May 1, 1995
Spending on prisons rose faster than any other category of general fund spending in states in 1995. The increasing cost of incarceration and high crime rates are leading some states to act on research that indicates that less costly prevention programs work over time.
A good preschool program can reduce the incidence and severity of criminal behavior in subsequent years among children who participate in them, according to studies. For example:
- A preschool program reduced the costs of crime by nearly $150,000 per participant over a lifetime, according to Significant Benefits, a 1993 study on the High/Scope Perry Preschool Project in Ypilanti, Mich.
- After 20 years, participants in High/Scope had fewer arrests than a control group, and they were also five times less likely to have been arrested five or more times.
- Only 6 percent of the children in another program providing child care and home visits to very poor families became adolescent probation cases, compared to 22 percent in a control group, according to a Syracuse University study.
- Non-participants committed more robberies, burglaries and physical and sexual assaults, and had 10 times higher juvenile justice system costs per child than participants.
- Los Angeles County delinquency prevention programs saved $1.40 for every $1 spent, according to a 1984 Vanderbilt University study.

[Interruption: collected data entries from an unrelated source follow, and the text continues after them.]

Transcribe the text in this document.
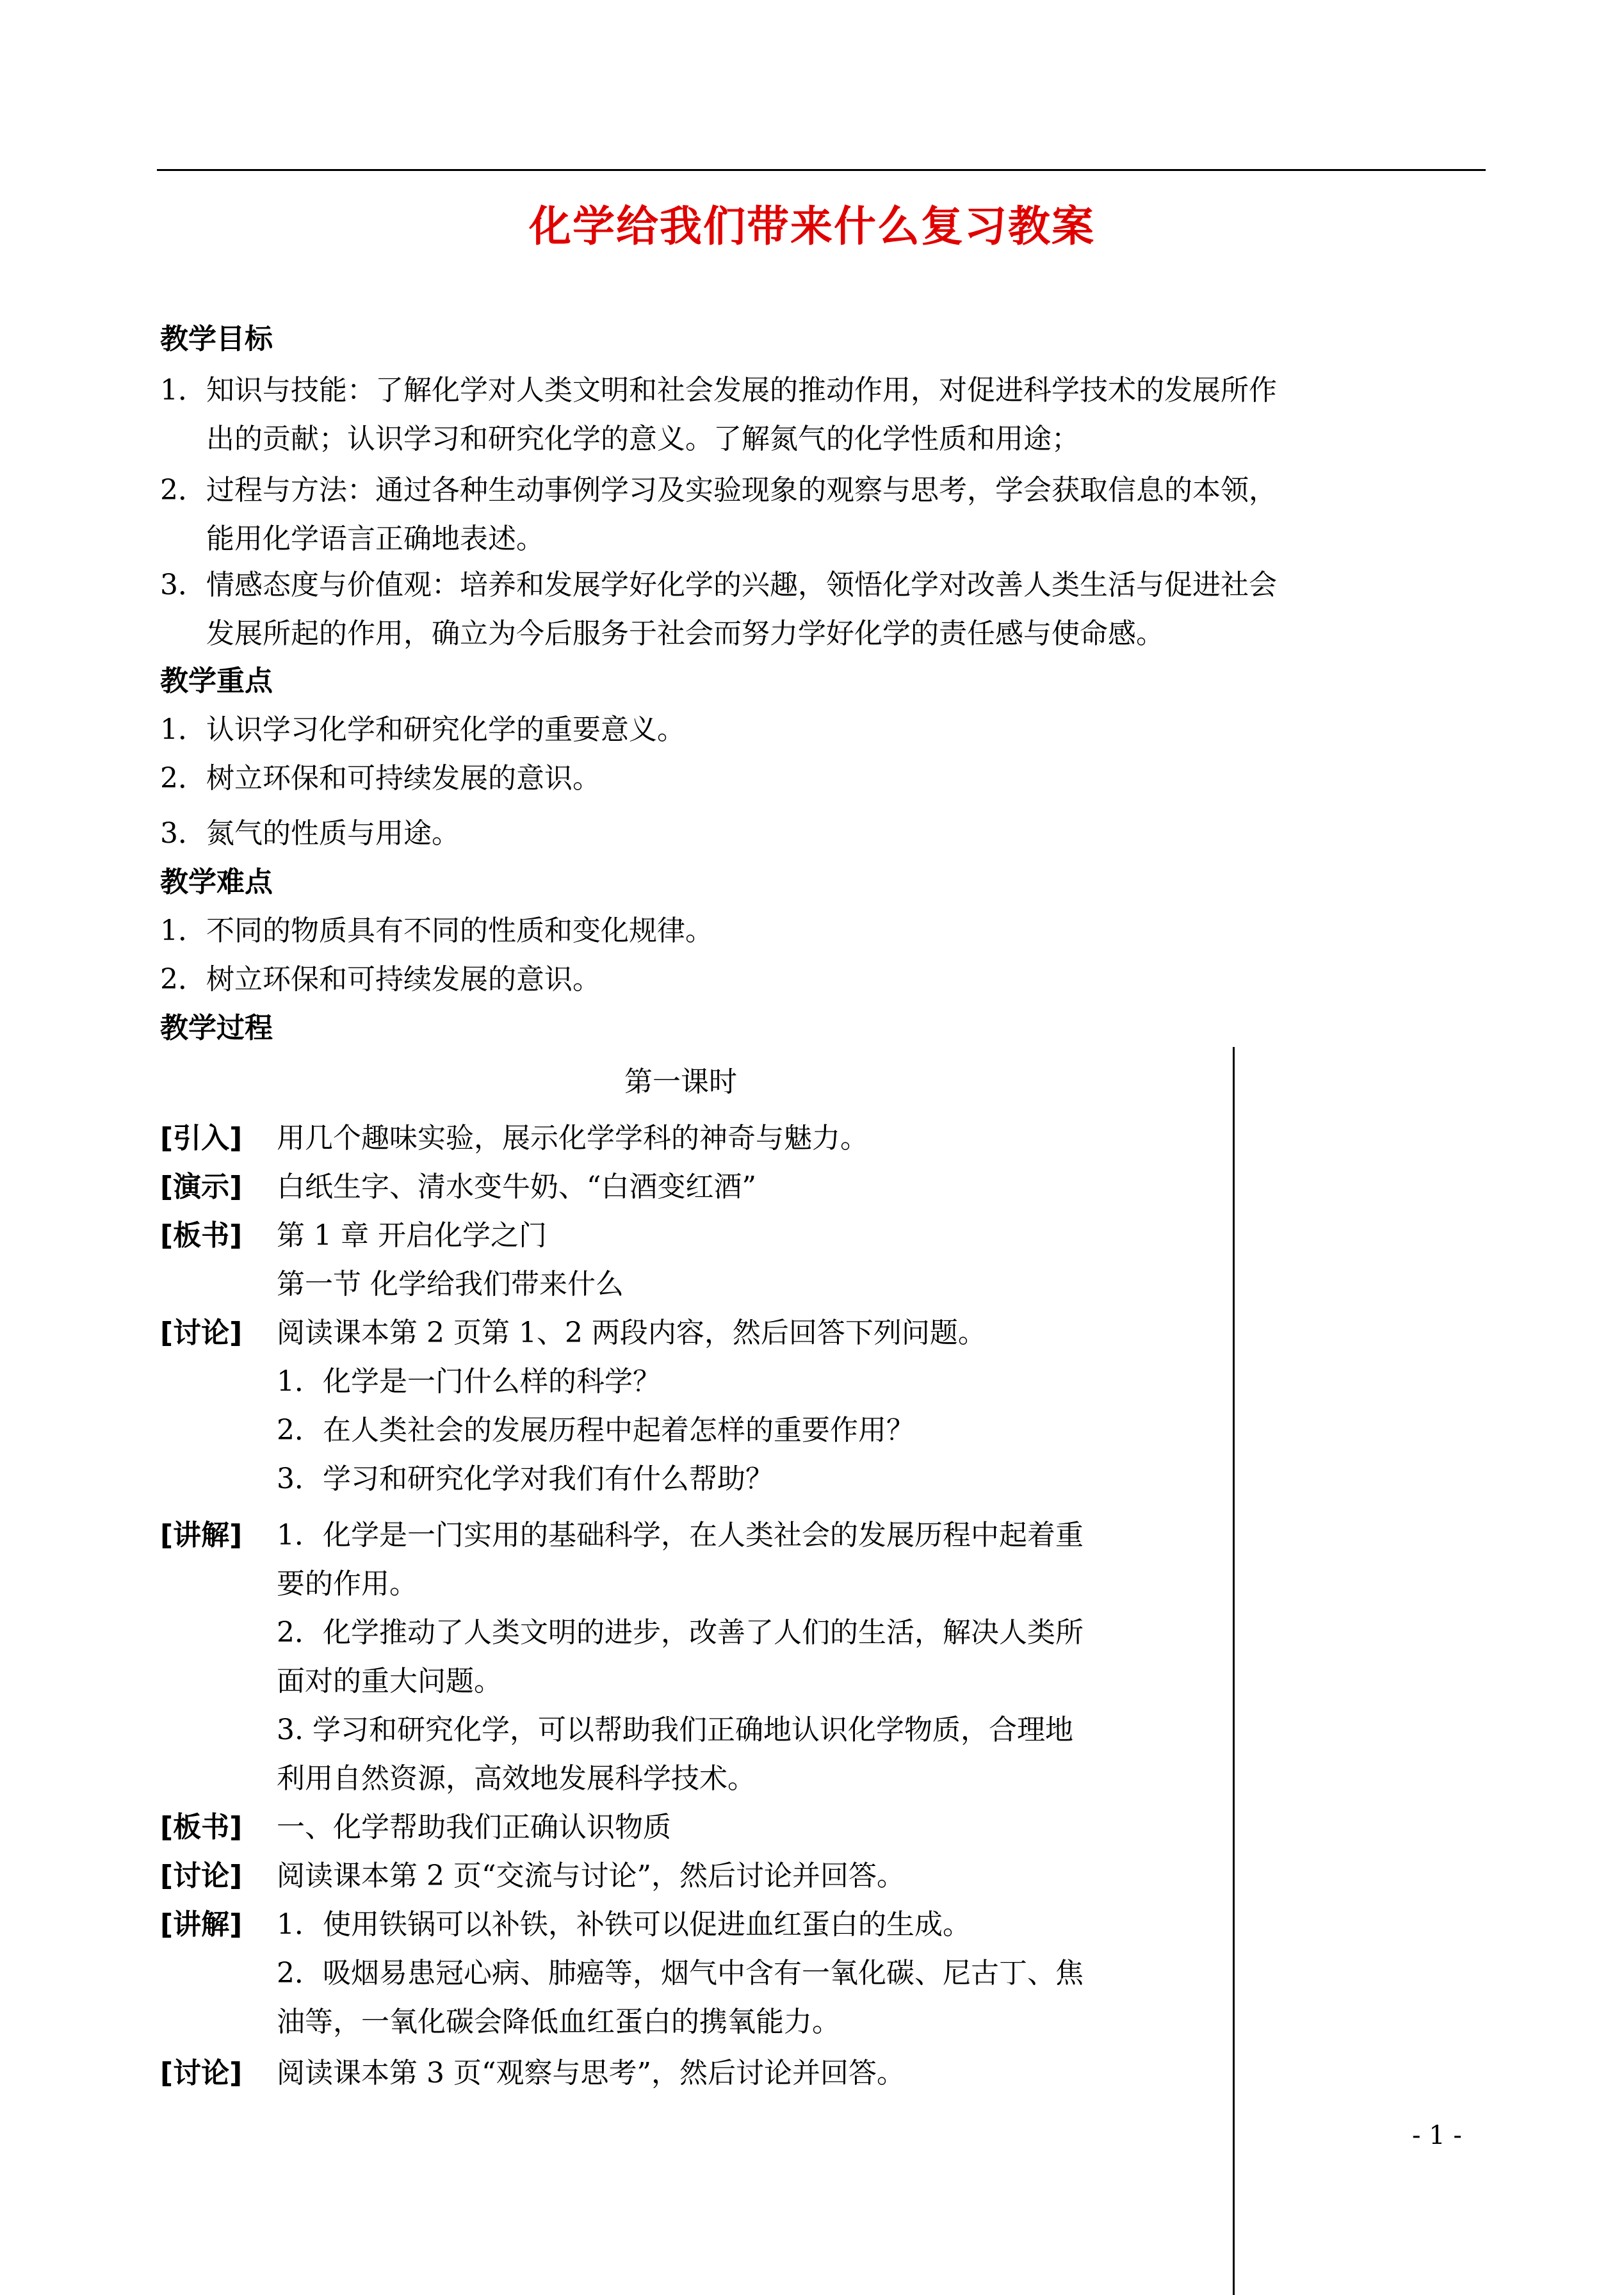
化学给我们带来什么复习教案
教学目标
1．知识与技能：了解化学对人类文明和社会发展的推动作用，对促进科学技术的发展所作
出的贡献；认识学习和研究化学的意义。了解氮气的化学性质和用途；
2．过程与方法：通过各种生动事例学习及实验现象的观察与思考，学会获取信息的本领，
能用化学语言正确地表述。
3．情感态度与价值观：培养和发展学好化学的兴趣，领悟化学对改善人类生活与促进社会
发展所起的作用，确立为今后服务于社会而努力学好化学的责任感与使命感。
教学重点
1．认识学习化学和研究化学的重要意义。
2．树立环保和可持续发展的意识。
3．氮气的性质与用途。
教学难点
1．不同的物质具有不同的性质和变化规律。
2．树立环保和可持续发展的意识。
教学过程
第一课时
[引入] 用几个趣味实验，展示化学学科的神奇与魅力。
[演示] 白纸生字、清水变牛奶、“白酒变红酒”
[板书] 第 1 章 开启化学之门
第一节 化学给我们带来什么
[讨论] 阅读课本第 2 页第 1、2 两段内容，然后回答下列问题。
1．化学是一门什么样的科学？
2．在人类社会的发展历程中起着怎样的重要作用？
3．学习和研究化学对我们有什么帮助？
[讲解] 1．化学是一门实用的基础科学，在人类社会的发展历程中起着重
要的作用。
2．化学推动了人类文明的进步，改善了人们的生活，解决人类所
面对的重大问题。
3. 学习和研究化学，可以帮助我们正确地认识化学物质，合理地
利用自然资源，高效地发展科学技术。
[板书] 一、化学帮助我们正确认识物质
[讨论] 阅读课本第 2 页“交流与讨论”，然后讨论并回答。
[讲解] 1．使用铁锅可以补铁，补铁可以促进血红蛋白的生成。
2．吸烟易患冠心病、肺癌等，烟气中含有一氧化碳、尼古丁、焦
油等，一氧化碳会降低血红蛋白的携氧能力。
[讨论] 阅读课本第 3 页“观察与思考”，然后讨论并回答。
- 1 -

Minnesota, Tennessee, Washington, North Carolina and Pennsylvania are among the states that have significantly increased funding for crime prevention programs, particularly those targeted toward children in populations identified as "at risk" to become criminals -- such as single-parent andlow-income families.
Yet less than 40 percent of poor 3- and 4-year-olds participate in preschool, including Head Start, according to the General Accounting Office and the Head Start Bureau.